Le differenze nel problem solving in giro per il mondo

Ci sono due slide che periodicamente girano sul web.





Apparentemente ironiche, in realtà messe una accanto all’altra mettono in evidenza qualcosa in più della semplice differenza di approccio ai problemi nei diversi paesi.
È qualcosa che attiene al modo con cui – come mostra la seconda immagine – è organizzata la struttura del lavoro.
L’organizzazione infatti dice qualcosa di più del semplice organigramma funzionale della catena di decisione e comando. Implica il modo con cui le società ed organizzazioni umane (come le aziende, ma anche la politica, le comunità, le associazioni) organizzano l’interazione tra le persone, e quindi l’approccio alla soluzione dei problemi.
Non esiste un modello “migliore” di un altro. Tutti i modelli rispondono in piccolo alla struttura esterna della società, e da questa vengono in qualche modo riprodotti e semplificati all’interno di organizzazioni più piccole, come appunto le aziende o altre organizzazioni.
È certamente possibile attraverso l’analisi dei processi organizzativi individuare punti deboli, limiti, “luoghi di errore” e punti di debolezza da correggere.

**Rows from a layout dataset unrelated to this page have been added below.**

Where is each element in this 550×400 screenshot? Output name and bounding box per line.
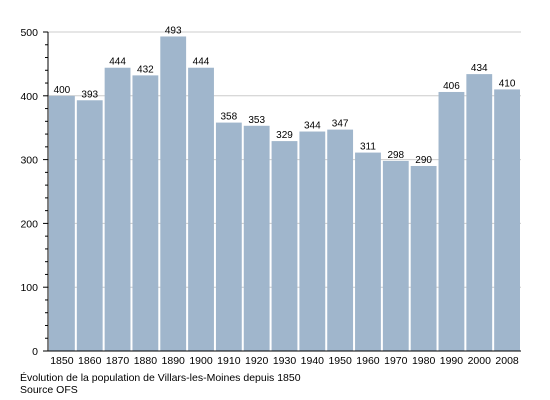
data-label: 444 — [193, 57, 210, 68]
y-tick-label: 500 — [20, 27, 38, 39]
bar — [466, 74, 493, 351]
data-label: 406 — [443, 81, 460, 92]
data-label: 311 — [360, 142, 376, 153]
data-label: 444 — [109, 57, 126, 68]
y-tick-label: 200 — [20, 218, 38, 230]
bar — [327, 129, 354, 351]
x-tick-label: 1920 — [245, 355, 269, 367]
chart-source: Source OFS — [20, 384, 78, 396]
x-tick-label: 1850 — [50, 355, 74, 367]
bar — [188, 67, 214, 351]
x-tick-label: 1990 — [440, 355, 464, 367]
bar — [76, 100, 103, 352]
data-label: 358 — [221, 112, 238, 123]
x-tick-label: 1970 — [384, 355, 408, 367]
x-tick-label: 2000 — [468, 355, 492, 367]
data-label: 393 — [81, 89, 98, 100]
bar — [494, 89, 520, 352]
bar — [271, 141, 298, 351]
x-tick-label: 1960 — [356, 355, 380, 367]
bar — [299, 131, 326, 351]
x-tick-label: 1860 — [78, 355, 102, 367]
bar — [132, 75, 159, 351]
y-tick-label: 100 — [20, 282, 38, 294]
bar — [215, 122, 242, 351]
data-label: 344 — [304, 121, 321, 132]
x-tick-label: 2008 — [495, 355, 519, 367]
x-tick-label: 1870 — [106, 355, 130, 367]
x-tick-label: 1940 — [301, 355, 325, 367]
data-label: 410 — [499, 78, 516, 89]
data-label: 329 — [276, 130, 293, 141]
data-label: 493 — [165, 25, 182, 36]
chart-caption: Évolution de la population de Villars-le… — [20, 372, 301, 384]
bar — [49, 95, 75, 351]
data-label: 400 — [54, 85, 71, 96]
bar — [382, 160, 409, 351]
x-tick-label: 1900 — [189, 355, 213, 367]
x-tick-label: 1950 — [328, 355, 352, 367]
bar — [243, 125, 270, 351]
bar — [104, 67, 131, 351]
y-tick-label: 0 — [32, 346, 38, 358]
data-label: 434 — [471, 63, 488, 74]
y-tick-label: 300 — [20, 155, 38, 167]
x-tick-label: 1910 — [217, 355, 241, 367]
bar — [410, 165, 437, 351]
x-tick-label: 1880 — [134, 355, 158, 367]
data-label: 432 — [137, 64, 154, 75]
y-tick-label: 400 — [20, 91, 38, 103]
data-label: 298 — [387, 150, 404, 161]
x-tick-label: 1980 — [412, 355, 436, 367]
x-tick-label: 1930 — [273, 355, 297, 367]
bar — [355, 152, 381, 351]
x-tick-label: 1890 — [162, 355, 186, 367]
bar — [438, 91, 465, 352]
data-label: 353 — [248, 115, 265, 126]
data-label: 347 — [332, 119, 349, 130]
bar — [160, 36, 187, 351]
data-label: 290 — [415, 155, 432, 166]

E tuttavia sarebbe sbagliato importare integralmente una struttura che ci sembra dia risultati più efficienti o migliori senza tener conto dell’elemento culturale delle persone chiamate a interpretare quei modelli organizzativi.
Un modello “primus inter pares” può funzionare da noi in un consiglio di amministrazione, in una rete verticistica di professionisti, ma difficilmente è esportabile nella cultura giapponese, enormemente distante – non solo geograficamente – dal modello svedese, che tuttavia difficilmente può funzionare anche nella vicina Inghilterra, dove il sistema di “leadership casuale” – che casuale non è – è più funzionale alla velocità ed al dinamismo di quella realtà socio-economica.
Il sistema “nepotistico” tipico del mondo “mediterraneo” non va solo letto nella sua accezione negativa – che pure ha in termini di limitazione dell’ascensore sociale e del ricambio professionale – ma anche in quell’accezione positiva di trapasso di nozioni ed informazioni e di mantenimento della conoscenza diretta.


Questa positività è sempre meno utile in una società globale, e quindi segno comunque di chiusura ed arretratezza: è la prima origine dell’ingessamento delle nostre società e di perdita di opportunità di crescita, espansione e allargamento. Ed è anche la causa della cd. “fuga di cervelli”.
In queste slide c’è dell’ironia, del manicheismo, ma entrambi si basano su caratteristiche su cui – oltre le semplificazioni – è il caso che tutti noi, come organizzatori e come parte di organizzazioni, ci interrogassimo. Cominciando a prendere coscienza dei limiti “dell’organizzazione che conosciamo” prendendo il buono e l’importabile di altri modelli, e ammettendo che certi limiti ormai son un fardello.